The welfare of research animals, including primates, will be much harder for the public to track after a US regulatory agency removes information from its website. Credit: Scott Olson/Getty

Update: On 6 February, the Humane Society of the United States (HSUS) took the first steps toward legal action against the USDA. In 2009, HSUS and the USDA reached a legal agreement that the agency post certain information, such as annual reports, about animal use in labs on its website, or make that information accessible to the public. In a letter sent to the Department of Justice, lawyers representing HSUS threatened to reopen the case if the USDA did not restore the data immediately.

The US Department of Agriculture (USDA) agency charged with ensuring the humane treatment of large research animals, such as primates and goats, has quietly scrubbed all inspection reports and enforcement records from its website. The move has drawn criticism from animal-welfare and transparency activists who say the public has the right to know how their tax dollars are being used.

The USDA’s Animal and Plant Health Inspection Service (APHIS), which also oversees animals in circuses, zoos and those sold commercially as pets, says that making the data publicly available posed a threat to individuals’ privacy.

USDA spokesperson Tanya Espinosa would not specify what personal information the agency wanted to protect, but said that it would be impossible to redact it from all the tens of thousands of inspection reports, complaints and enforcement action documents that used to be public.

The decision is a result of the USDA’s “commitment to being transparent, remaining responsive to our stakeholders’ informational needs, and maintaining the privacy rights of individuals”, according to a statement on the agency’s website. The records will still be available in redacted form through freedom-of-information requests. ”If the same records are frequently requested via the Freedom of Information Act (FOIA) process, APHIS may post the appropriately redacted versions to its website,” the statement concludes.

But some critics met the privacy argument with scepticism.
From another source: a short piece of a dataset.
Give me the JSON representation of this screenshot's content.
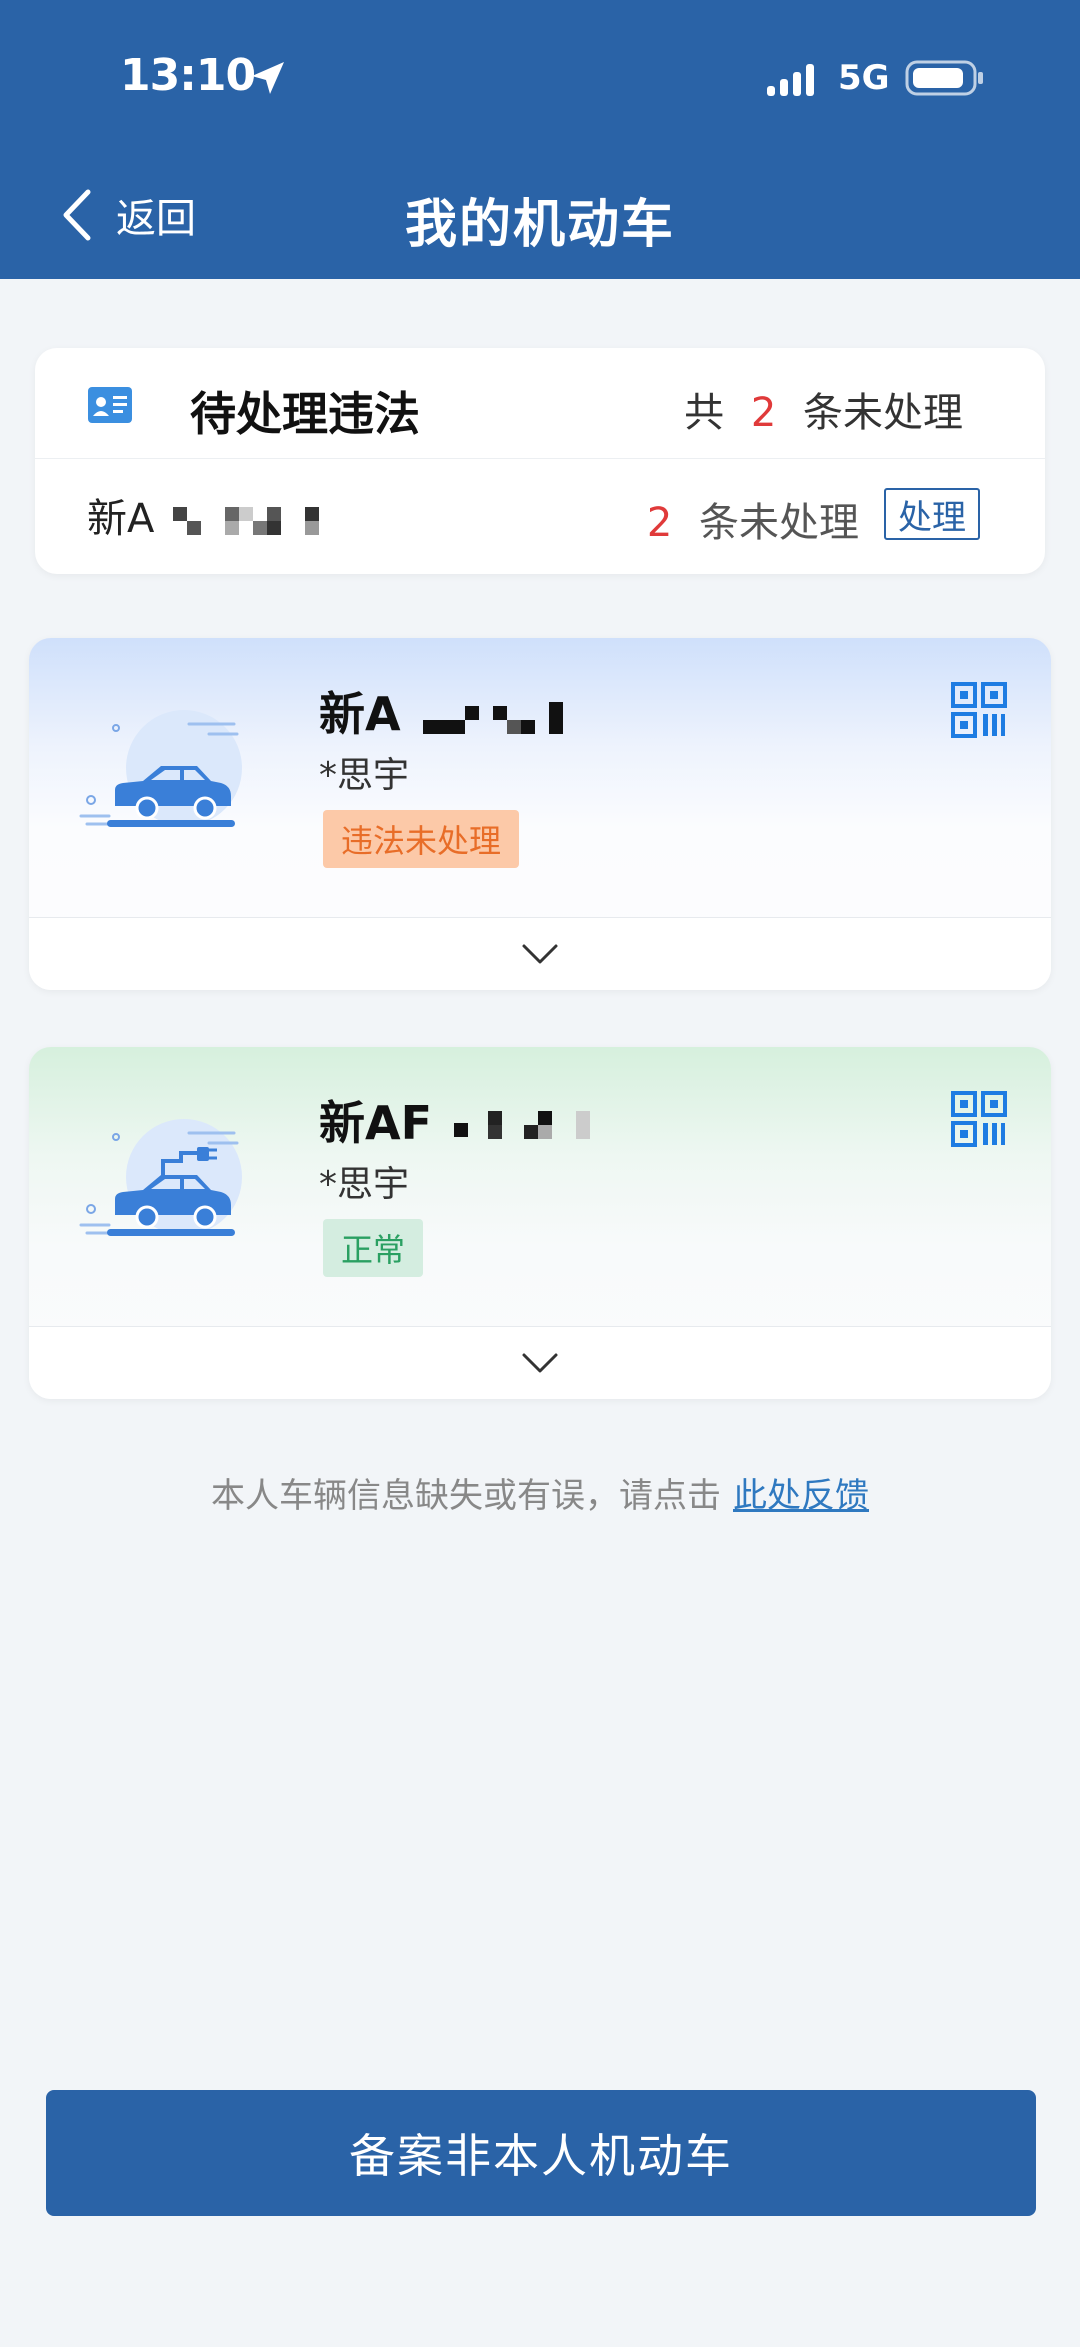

The USDA routinely redacted the names of individuals from the public reports anyway, says Justin Goodman, vice-president of the non-profit White Coat Waste Project in Washington DC, which opposes animal research. “Claiming ‘privacy’ is a smokescreen to unjustifiably evade critical transparency about government operations.”

Watching the watchers

The disappearance of information caught animal-welfare groups by surprise. “I'm just flabbergasted,” says Eric Kleiman, a research consultant at the Animal Welfare Institute, an advocacy group in Washington DC. “This is not only the opposite of transparency, it takes us back to the Stone Age.”

But Matthew Bailey, president of the non-profit Foundation for Biomedical Research in Washington DC, says the move has some merit, because animal-rights activists sometimes target scientists who use animals. “I would certainly agree that protection of personal information is of utmost importance, given the rich history of targeting individuals involved in animal research,” he says. But Bailey acknowledges that it will now be difficult for organizations such as his to analyse trends in animal use in research.
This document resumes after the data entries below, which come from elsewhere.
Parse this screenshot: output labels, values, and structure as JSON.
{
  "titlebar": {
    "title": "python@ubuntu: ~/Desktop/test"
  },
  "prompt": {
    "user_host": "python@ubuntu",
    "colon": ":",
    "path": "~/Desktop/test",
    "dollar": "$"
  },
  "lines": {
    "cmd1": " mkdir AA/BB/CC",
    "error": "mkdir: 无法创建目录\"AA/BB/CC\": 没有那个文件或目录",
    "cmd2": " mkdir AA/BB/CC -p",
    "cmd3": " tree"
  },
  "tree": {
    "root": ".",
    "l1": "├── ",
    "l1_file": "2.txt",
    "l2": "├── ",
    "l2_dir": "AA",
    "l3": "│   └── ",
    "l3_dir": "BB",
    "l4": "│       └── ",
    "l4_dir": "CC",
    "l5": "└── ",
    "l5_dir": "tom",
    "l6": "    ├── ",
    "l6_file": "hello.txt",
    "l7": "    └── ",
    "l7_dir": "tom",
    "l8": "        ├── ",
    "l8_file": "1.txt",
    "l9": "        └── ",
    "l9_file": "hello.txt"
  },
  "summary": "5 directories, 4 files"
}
Espinosa declined to answer questions about what triggered the decision, or whether input from business interests, such as the circus industry, or the resignation of agency head Michael Scuse on 20 January were factors. She would not comment on whether the White House had a role in the move, but added that the USDA has “been reviewing and updating the information that is released to the public for the last year”.

Murky future

Inspection reports that were previously available on the APHIS site were crucial in helping animal-welfare groups spot potential abuses in facilities that use animals, Kleiman says. They include instances such as when 2,471 rabbits and 3,202 goats disappeared from facilities owned by the antibody provider Santa Cruz Biotechnology in 2016. The company, headquartered in Dallas, Texas, was under investigation by the USDA for alleged animal abuse at the time. The APHIS website also allowed the public to track when institutions were allowed to perform experiments that could cause pain, such as infecting monkeys with Ebola virus.

Getting such information through FOIA requests can take years, Klein says. And knowing what information to request will be difficult, as the USDA will no longer post complaints that it or outside groups file against an institution. These complaints often trigger USDA investigations.

Congressman Ken Calvert (Republican, California), who has backed numerous bills related to animal welfare and research, says that he did not know that the USDA would be removing the data, but would look into it.

The USDA’s move stands in stark contrast to a bill that Calvert introduced on 2 February, which would require research-funding agencies to more closely track and report the number of animals that scientists use, in order to minimize redundancy and unnecessary animal testing. It would also require researchers to report the number of mice, rats and birds used in experiments. Currently, the USDA only regulates the use and welfare of larger animals such as rabbits and monkeys.